В дверь купе постучались.
— Входите, — откликнулся Солнце. В купе вошла проводница с бутылкой портвейна 33.
— Три вагона пришлось обойти, — пожаловалась она: — Лучше бы Белый аист взяли. И то вкусней.
— Каждому свое, — осек ее молодой человек и сунул десять рублей.
— Хотя... — мгновенно изменила свое отношение к напитку проводница: — Мне тоже коньяк не очень. У меня от него у грудей горчит. Так что, если что еще....
— Первым делом, — пообещал Солнце и закрыл за ней дверь.
— Будем выпивать? — спросила у него Саша.
— Не сейчас, — покачал головой он.
— Тогда чем займемся? — устраиваясь поудобней, уточнила девушка.
— Давай в окно смотреть, — предложил спутник: — Обожаю отечественные пейзажи. Есть в них, что-то доверительное.
Через вагон от них иностранные господа, успевшие уже захмелеть от забористого, черного пива, взвыли раскатистые тирольские куплеты.
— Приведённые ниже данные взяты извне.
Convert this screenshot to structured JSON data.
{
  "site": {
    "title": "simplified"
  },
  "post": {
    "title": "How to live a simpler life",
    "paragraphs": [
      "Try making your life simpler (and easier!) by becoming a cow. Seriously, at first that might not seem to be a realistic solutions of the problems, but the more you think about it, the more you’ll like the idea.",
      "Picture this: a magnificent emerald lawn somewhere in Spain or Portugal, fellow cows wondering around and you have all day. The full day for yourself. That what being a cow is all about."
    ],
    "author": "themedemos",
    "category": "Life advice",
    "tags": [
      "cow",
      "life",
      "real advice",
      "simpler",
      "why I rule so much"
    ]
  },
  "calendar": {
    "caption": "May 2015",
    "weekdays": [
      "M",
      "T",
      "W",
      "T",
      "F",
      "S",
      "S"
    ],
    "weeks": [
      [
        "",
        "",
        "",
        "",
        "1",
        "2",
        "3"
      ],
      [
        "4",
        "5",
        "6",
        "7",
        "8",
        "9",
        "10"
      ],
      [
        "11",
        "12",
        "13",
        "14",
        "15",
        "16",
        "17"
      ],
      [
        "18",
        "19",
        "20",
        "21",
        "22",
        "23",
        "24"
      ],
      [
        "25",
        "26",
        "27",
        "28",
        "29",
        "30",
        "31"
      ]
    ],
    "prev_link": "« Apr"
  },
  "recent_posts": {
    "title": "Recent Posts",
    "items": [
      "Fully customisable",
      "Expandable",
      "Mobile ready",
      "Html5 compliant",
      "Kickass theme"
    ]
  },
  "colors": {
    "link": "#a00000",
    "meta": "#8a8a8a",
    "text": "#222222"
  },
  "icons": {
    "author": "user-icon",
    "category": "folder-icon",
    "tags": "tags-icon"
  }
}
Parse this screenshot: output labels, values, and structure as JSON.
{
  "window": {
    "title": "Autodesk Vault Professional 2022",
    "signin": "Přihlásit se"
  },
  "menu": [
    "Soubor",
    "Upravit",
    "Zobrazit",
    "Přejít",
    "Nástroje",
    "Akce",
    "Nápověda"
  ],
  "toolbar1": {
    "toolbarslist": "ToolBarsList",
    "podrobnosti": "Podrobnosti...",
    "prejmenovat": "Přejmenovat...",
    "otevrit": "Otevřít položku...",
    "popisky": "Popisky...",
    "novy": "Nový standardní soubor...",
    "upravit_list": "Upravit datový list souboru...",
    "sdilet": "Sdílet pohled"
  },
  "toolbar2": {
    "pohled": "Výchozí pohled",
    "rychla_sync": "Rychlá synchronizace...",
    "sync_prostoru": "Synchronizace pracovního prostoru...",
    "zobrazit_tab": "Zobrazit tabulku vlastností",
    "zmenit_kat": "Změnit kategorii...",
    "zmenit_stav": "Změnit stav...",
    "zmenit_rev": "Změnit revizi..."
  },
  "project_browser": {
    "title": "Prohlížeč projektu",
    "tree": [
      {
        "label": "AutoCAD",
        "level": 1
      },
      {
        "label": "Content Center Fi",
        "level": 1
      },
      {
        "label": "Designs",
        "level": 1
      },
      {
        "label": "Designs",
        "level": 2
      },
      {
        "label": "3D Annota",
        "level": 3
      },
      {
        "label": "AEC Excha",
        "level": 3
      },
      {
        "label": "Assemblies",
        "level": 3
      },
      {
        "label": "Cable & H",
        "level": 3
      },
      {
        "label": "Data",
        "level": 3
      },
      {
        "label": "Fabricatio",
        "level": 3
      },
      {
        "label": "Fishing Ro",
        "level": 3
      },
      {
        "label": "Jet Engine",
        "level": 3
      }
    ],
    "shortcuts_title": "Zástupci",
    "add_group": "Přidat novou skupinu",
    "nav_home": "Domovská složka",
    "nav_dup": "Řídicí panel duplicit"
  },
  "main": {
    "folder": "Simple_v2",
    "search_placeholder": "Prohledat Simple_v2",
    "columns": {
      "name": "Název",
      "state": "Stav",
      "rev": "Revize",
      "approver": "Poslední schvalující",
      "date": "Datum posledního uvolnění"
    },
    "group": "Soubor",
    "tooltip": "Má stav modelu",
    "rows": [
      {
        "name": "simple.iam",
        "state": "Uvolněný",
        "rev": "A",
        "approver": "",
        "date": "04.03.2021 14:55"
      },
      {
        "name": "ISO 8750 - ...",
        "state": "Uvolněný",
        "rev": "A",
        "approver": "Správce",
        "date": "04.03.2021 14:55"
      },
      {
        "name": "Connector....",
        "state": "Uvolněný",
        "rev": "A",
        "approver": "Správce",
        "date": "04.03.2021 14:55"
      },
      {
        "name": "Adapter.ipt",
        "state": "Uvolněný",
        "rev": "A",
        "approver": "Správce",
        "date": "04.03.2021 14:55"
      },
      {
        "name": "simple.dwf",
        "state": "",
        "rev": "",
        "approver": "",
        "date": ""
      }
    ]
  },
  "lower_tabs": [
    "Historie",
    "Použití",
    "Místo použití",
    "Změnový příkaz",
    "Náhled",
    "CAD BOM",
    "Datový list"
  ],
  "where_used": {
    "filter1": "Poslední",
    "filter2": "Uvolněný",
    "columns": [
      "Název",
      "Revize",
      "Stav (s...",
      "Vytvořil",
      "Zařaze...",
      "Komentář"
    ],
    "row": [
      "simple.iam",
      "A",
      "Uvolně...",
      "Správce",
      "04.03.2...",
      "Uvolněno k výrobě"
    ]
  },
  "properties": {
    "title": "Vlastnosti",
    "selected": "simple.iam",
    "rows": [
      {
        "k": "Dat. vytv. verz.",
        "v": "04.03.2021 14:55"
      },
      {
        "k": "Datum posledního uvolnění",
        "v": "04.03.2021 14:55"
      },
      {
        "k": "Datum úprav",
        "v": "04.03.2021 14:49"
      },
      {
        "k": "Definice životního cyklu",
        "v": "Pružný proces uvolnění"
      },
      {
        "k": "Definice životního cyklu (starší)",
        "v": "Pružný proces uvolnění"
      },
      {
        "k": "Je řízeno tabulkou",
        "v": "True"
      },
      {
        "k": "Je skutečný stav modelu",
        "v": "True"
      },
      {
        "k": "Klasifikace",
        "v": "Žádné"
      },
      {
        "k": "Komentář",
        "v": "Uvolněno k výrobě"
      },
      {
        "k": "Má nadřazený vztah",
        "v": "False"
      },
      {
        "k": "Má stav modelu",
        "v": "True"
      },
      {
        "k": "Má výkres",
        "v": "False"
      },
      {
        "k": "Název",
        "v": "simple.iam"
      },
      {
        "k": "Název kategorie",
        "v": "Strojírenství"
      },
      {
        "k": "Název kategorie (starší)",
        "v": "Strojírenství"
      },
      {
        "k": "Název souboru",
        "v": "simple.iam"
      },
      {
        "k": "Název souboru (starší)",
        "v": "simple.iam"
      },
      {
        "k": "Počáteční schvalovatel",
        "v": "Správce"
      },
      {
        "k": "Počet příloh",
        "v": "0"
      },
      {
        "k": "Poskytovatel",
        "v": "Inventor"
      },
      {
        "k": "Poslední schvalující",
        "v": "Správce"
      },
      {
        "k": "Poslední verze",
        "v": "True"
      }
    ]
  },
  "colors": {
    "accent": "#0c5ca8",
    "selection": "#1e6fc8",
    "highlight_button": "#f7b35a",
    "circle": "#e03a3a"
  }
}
Малой и Скелет старательно, как могли, им подпевали, Кореец и Хуан осоловело, таращились в журнал Огонек, а Герда примеряла только что выменянную у немцев на значок с портретом Вождя футболку.
— Мне надоело смотреть в окно, — пожаловалась Саша своему спутнику и попросила: — Хоть расскажи чего нибудь.
— Рассказать? — согласился Солнце: — Хорошо. Я сейчас с тобой поделюсь мудростью, услышав которую ты совершенно поменяешь свои наивные представления об окружающем мире и по праву займешь достойное место в голенастой череде героев планеты. Итак: Бессмертен только мертвый. Хороша дорога, которая не имеет конца. И тому подобная чушь. Можно комбинировать. Например: Бессмертен — кто не имеет конца. Хороша дорога только мертвому. В зависимости от ситуации ты можешь добавлять туда восклицания. Предположим: Эх, бессмертен только мертвый! Ух, хороша дорога, которая не имеет конца!
— Перестань, — обиделась девушка.
— Прости, — извинился молодой человек: Но лучший разговор — молчание.
— Это и есть философия настоящего хиппи?
— Боюсь, что нет.
— Ну ты ведь хиппи?
— Боюсь, что да, — Солнце посмотрел на часы и предложил: — Пойдем в тамбур, скоро Столбы. Там мы простоим пятнадцать минут.
— Что такое Столбы? — не поняла Саша.
— Нечто вроде голубиной почты, — ответил он.
— Папа был прав, когда называл меня дурой. — неожиданно призналась она.
— Ты о хиппи? — переспросил Солнце.
— О Болгарии, — сказала девушка.
— Прости, — извинился молодой человек и объяснил: — Просто я должен был принять одно очень важное решения, и я думал.
— Ты инопланетянин? — столь же неожиданно поинтересовалась Саша.
— Нет, не думаю, — серьезно ответил он.
— Ладно, — смирилась девушка и предложила: — Хочешь, я тебе покажу воробушка?
— Покажи, — согласился молодой человек. Девушка вытянула губы трубочкой, высунула сквозь них язык и объяснила спутнику: Это воробушек, только сзади.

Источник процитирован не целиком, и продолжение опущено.